Les Russes soutenant Auguste III peuvent aligner un très fort contingent d'infanterie de ligne, plusieurs sotnias de cosaques, quelques pièces d'artillerie légère et une poignée de tirailleurs.
La bataille s'engage sur un terrain défavorable au prince Reborsz, le général en charge des rebelles Polonais. Ils sont situés en plaine alors que les Russes se situent en hauteur. Son artillerie est trop lourde pour être tractée durant la bataille, il aura une mauvaise surprise en voyant au petit matin qu'elle n'est même pas à portée des éléments les plus avancés de l'armée russe.
C'est tout d'abord l'aile gauche russe qui est menacée. Trois escadrons de hussards ailés y sont signalés! L'infanterie se forme en carré, mais voilà que les lignards ennemis approchent ... dilemme! Faut-il reprendre la formation en ligne pour développer la meilleure puissance de feu, ou rester en carré, protégeant tous les flancs, si vulnérables lors d'une attaque de cavalerie?
Von Aasen respecte beaucoup la cavalerie polonaise, il voit en elle un atout décisif de Reborsz, qu'il faut donc éliminer en priorité. Qu'importe les mousquets polonais! Ils mettront du temps avant d'entamer ses carrés. De plus, les régiments sont exposés à son artillerie, qui s'en donne à coeur et fait voler les boulets à travers les rangs des ennemis apeurés.


Celle-ci consiste en deux sotnias de cosaques et en quelques cuirassiers chargés de la protection de von Aasen. Une petite troupe que le général avait eu la bonne idée de déplacer sur le flanc gauche en voyant où se situait la force de choc de son ennemi. Voilà donc plusieurs centaines de cosaques en train de contre-attaquer les terrifiants hussards ailés!
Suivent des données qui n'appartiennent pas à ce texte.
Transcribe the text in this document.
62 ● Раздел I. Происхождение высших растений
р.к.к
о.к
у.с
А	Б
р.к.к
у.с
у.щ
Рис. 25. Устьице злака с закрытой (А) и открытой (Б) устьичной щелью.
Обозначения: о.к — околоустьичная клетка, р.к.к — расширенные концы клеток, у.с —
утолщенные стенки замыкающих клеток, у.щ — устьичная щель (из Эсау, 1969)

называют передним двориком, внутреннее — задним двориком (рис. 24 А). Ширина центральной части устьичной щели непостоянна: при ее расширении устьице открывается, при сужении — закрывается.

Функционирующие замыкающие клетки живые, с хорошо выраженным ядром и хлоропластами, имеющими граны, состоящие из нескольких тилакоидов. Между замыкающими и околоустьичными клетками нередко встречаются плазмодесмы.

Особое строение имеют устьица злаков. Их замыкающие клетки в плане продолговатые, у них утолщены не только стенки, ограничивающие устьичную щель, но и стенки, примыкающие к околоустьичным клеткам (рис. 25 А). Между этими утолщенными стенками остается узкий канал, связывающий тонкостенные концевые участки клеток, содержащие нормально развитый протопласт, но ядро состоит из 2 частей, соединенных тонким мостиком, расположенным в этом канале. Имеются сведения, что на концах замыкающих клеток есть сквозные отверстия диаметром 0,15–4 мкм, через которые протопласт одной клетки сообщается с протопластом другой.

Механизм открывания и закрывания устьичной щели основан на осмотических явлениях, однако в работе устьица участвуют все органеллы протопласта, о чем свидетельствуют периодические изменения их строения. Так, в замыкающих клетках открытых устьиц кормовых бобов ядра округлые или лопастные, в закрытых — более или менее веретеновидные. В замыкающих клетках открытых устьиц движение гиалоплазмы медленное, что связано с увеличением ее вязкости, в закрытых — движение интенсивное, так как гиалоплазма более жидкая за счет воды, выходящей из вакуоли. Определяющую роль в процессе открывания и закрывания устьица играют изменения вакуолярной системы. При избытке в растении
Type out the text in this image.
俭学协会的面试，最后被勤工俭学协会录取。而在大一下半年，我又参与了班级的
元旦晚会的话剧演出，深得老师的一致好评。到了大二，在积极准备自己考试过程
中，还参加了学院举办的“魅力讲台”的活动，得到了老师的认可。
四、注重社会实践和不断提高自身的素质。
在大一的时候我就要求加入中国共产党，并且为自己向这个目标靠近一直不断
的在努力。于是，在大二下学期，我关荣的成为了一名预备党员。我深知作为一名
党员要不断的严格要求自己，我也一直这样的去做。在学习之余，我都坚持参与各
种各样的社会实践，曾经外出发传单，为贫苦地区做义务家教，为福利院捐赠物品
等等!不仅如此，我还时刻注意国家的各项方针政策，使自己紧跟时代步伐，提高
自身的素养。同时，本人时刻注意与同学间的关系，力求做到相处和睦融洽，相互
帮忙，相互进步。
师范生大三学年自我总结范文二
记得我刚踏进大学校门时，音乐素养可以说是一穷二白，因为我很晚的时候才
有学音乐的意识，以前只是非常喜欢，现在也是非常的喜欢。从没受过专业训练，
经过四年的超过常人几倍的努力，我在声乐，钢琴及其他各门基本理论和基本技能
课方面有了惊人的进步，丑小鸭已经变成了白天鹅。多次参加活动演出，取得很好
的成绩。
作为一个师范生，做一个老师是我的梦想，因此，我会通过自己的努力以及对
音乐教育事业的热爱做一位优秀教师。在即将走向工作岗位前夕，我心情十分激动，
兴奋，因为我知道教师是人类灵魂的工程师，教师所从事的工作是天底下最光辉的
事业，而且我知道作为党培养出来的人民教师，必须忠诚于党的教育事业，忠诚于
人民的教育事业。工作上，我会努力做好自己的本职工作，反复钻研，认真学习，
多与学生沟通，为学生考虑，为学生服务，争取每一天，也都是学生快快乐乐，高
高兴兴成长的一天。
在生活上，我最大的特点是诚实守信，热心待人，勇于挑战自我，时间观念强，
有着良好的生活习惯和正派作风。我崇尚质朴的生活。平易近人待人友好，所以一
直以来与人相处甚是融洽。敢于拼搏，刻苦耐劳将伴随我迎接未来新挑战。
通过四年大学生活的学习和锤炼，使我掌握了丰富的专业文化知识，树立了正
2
Restait le flanc droit. Plusieurs régiments polonais s'y trouvaient encore et manoeuvraient savament pour obtenir l'ascendant sur leurs ennemis. Peu enclin à risquer un long échange de tirs en terrain peu favorable (les Polonais avaient pris place derrière quelques murets et buttes de terre délimitant des champs), von Aasen ordonna de charger à la bayonette. Les troupes russes étaient plus aguerries et leur naturel les portait vers l'offensive. Leur nombre était seulement légèrement supérieur à celui des Polonais, mais des renforts venus du centre et du flanc gauche arrivaient à pas pressés.
Au son de hourras frénétiques, les charges se succèderent. Les Polonais tenaient hargneusement le terrain. Des monceaux de cadavres avaient à être enjambés avant que les renforts ne purent intervenir. Leur arrivée occasiona la perte des derniers espoirs des fantassins désormais encerclés.

La victoire était désormais acquise pour l'impératrice Anne!